Israël dit à George Mitchell ne pas avoir l’intention de stopper la croissance naturelle dans les colonies

Maariv (Le soir)
Iran : Au cœur du choix
Yediot aharonot (Les dernières nouvelles )
Les Etats-Unis proposent : Une conférence internationale

Diplomatie

Mitchell essaie de calmer le jeu / Mérav David, Arik Bender & Jacky Hougui – Maariv

Après plusieurs semaines d’échanges de messages « mordants » entre l’administration Obama et le gouvernement Netanyahu, l’émissaire américain au Proche-Orient, George Mitchell, est arrivé hier en Israël pour une série de rencontres avec des responsables israéliens. Le but de sa visite est de calmer le jeu dans le dialogue entre les deux pays, à quelques jours du discours que Binyamin Netanyahu doit prononcer à l’université Bar-Ilan et dans lequel il devrait exposer son programme politique.

George Mitchell s’est entretenu hier avec Binyamin Netanyahu pendant pas moins de quatre heures dont deux heures en tête-à-tête, précédées par une rencontre restreinte à laquelle ont participé, du côté israélien, le ministre chargé des services de renseignements, Dan Meridor, le chef du Conseil de sécurité nationale, Uzi Arad, et le conseiller de M. Netanyahu, Me Yitzhak Molho.
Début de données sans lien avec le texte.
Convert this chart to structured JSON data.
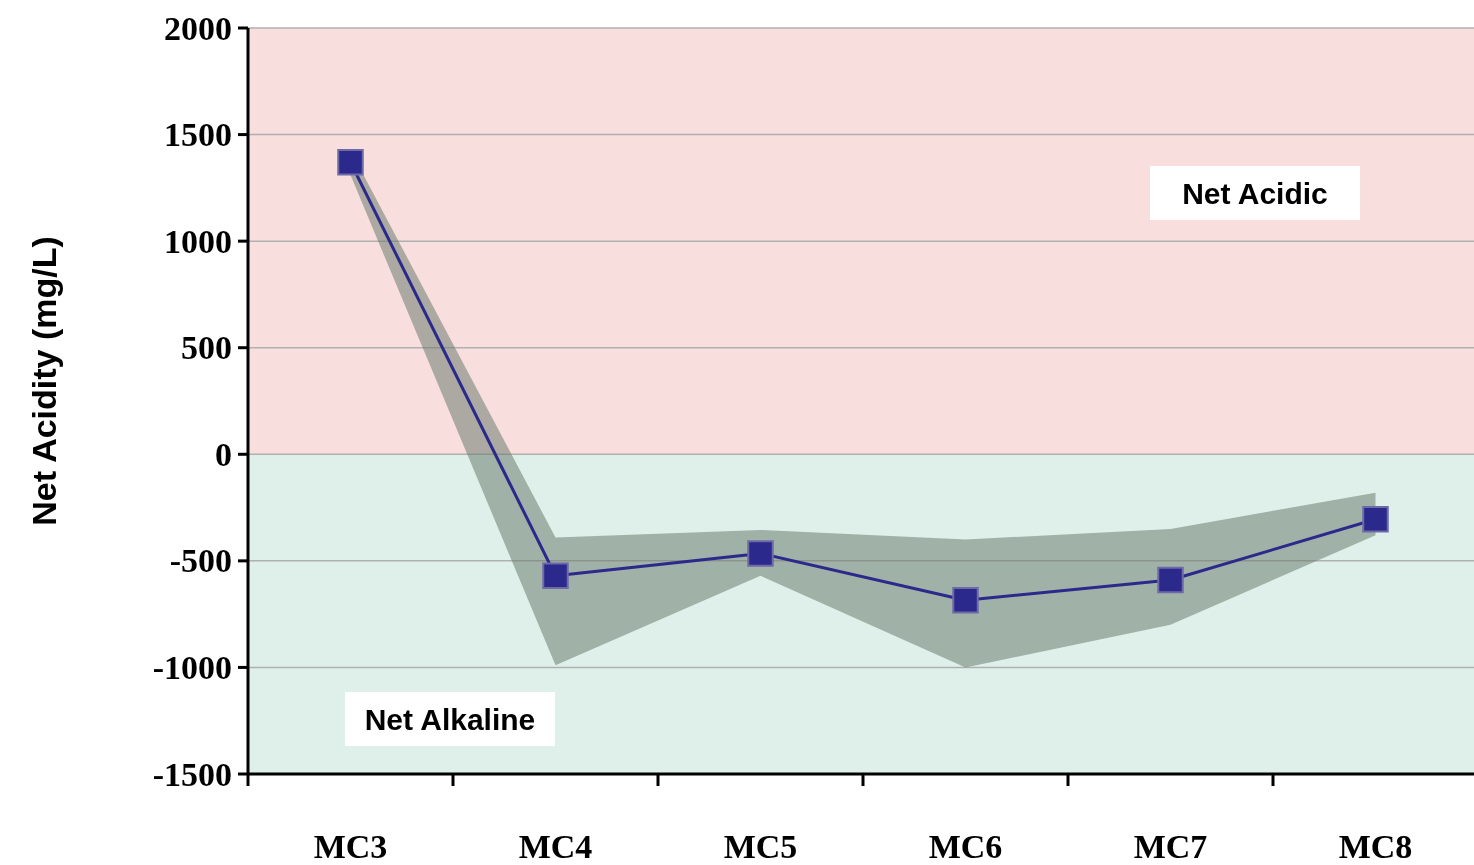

Le cabinet du Premier ministre a qualifié l’entretien d’« amical et positif ». M. Netanyahu aurait affirmé à George Mitchell qu’Israël « œuvre à la promotion de la paix et de la sécurité avec nos voisins palestiniens ainsi qu’avec l’ensemble du monde arabe ».

Auparavant, M. Mitchell a rencontré le président Shimon Pérès qui participe lui aussi aux efforts destinés à atténuer les pressions américaines. M. Pérès a souligné qu’il y a « un consensus en Israël concernant la nécessite d’évacuer les colonies sauvages et de ne pas créer de nouvelles colonies mais, pour ce qui est de la croissance naturelle dans les blocs d’implantations, il faudra continuer à négocier de manière intensive pour parvenir à des ententes ». Pour sa part, George Mitchell a assuré au président Pérès que « l’engagement américain en faveur de la sécurité d’Israël ne saurait être mis en cause », ajoutant que l’administration américaine « œuvre afin d’obtenir une paix globale au Proche-Orient, dans le cadre de laquelle Israël, comme Etat juif, vivra dans la paix et la sécurité aux côtés de l’Etat palestinien ».

Les Etats-Unis proposent : une conférence internationale / Orly Azoulay et Itamar Eichner – Yediot Aharonot

Bien que le Premier ministre Netanyahu n’ait pas encore déclaré qu’il accepte le principe de deux Etats, et malgré la poursuite de la controverse concernant le gel de la construction dans les colonies, le président américain, Barack Obama, ne cesse de promouvoir son projet de paix dont l’objectif final est la création d’un Etat palestinien avant la fin de son mandat en 2012.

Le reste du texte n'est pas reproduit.